Joan Treadaway rejoined the General Council of the Anthroposophical Society in America in 2009 succeeding Linda Connell, who had given devoted service and reached her term limit. Joan is a long-time member of the Western Regional Council and served previously on the General Council from 1994-2000. For over 45 years she has been a consultant and mentor, and is in private practice (Childhood Consulting Services in Prescott, Arizona) as a Waldorf Remedial Therapist. She works with children and young adults, consults with parents, and provides support for teachers and schools. A consultant to several Waldorf schools, she lectures widely on the challenges of children in the 21st century.

Joan has also worked extensively in administration and community development, advising boards, parent groups, and school administrations. She is currently working on a booklet on effects of custodial arrangements on children of divorce.

In recent talks in several areas of the West Joan shared some fundamental insights about how children and adults— all of us—are constantly immersed in the media’s reality. During the period from birth to seven years, children are learning naturally by imitation and lack the ability to distinguish fantasy from reality. Even at later stages studies show that exposure to media violence is desensitizing, and television itself affects brain function for all viewers.
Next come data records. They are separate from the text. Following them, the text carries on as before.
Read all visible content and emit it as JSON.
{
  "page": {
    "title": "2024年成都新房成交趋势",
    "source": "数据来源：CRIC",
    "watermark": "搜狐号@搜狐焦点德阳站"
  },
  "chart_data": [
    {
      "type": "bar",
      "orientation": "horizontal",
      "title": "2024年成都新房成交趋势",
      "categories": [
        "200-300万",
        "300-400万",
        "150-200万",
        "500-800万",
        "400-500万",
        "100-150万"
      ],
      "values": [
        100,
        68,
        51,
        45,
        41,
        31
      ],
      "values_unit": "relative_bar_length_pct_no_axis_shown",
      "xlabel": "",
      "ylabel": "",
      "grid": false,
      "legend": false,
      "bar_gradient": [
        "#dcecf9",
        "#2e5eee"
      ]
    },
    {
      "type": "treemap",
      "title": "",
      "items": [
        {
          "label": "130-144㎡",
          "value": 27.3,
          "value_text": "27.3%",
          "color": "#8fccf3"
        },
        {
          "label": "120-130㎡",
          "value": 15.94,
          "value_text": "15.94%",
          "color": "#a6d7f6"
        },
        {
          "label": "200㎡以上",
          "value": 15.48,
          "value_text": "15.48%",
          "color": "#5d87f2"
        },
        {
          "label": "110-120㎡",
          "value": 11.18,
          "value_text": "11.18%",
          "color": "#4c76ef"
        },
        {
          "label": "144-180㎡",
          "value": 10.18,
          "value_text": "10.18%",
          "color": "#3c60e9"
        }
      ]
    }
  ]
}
Parents and teachers working together can reduce the negative effects of the media.

Along with providing a Western perspective to the General Council, Joan hopes to bring the strengths of “Goethean observation” to the work of council development. At her first meeting she shared some constructive aspects of the way the Western Regional Council works:

Each meeting is a building processes to bring the Western Region alive. The WRC works, in a very real way, to attempt a new social form in which council members are given the space to come together and speak freely out of themselves and their experiences, to share insights, not out of a plan, but creating out of what is possible and out of the real contacts with groups and branches in the region. This gets reforged and recreated by the end of their regular weekend meetings and becomes a direction in which to move forward.

Joan graduated from Whittier College with a degree in Psychology and Sociology, and has a MS in Waldorf Remedial Therapy from Sunbridge College. She lives in Prescott, Arizona with her husband Glen. Whenever possible, she enjoys birding, hiking, kayaking, going to great movies, reading, and being with her grandson. She credits her joy in life, in a large part, to her parents and three brothers, with whom she shared an archetypal childhood of strong family rhythms, laughter, and living close to nature in rural New Jersey.

She is a board member of the Association for a Healing Education which is involved in promoting healthful practices in education and in therapeutic intervention through a deeper understanding of childhood development and hindrances to development.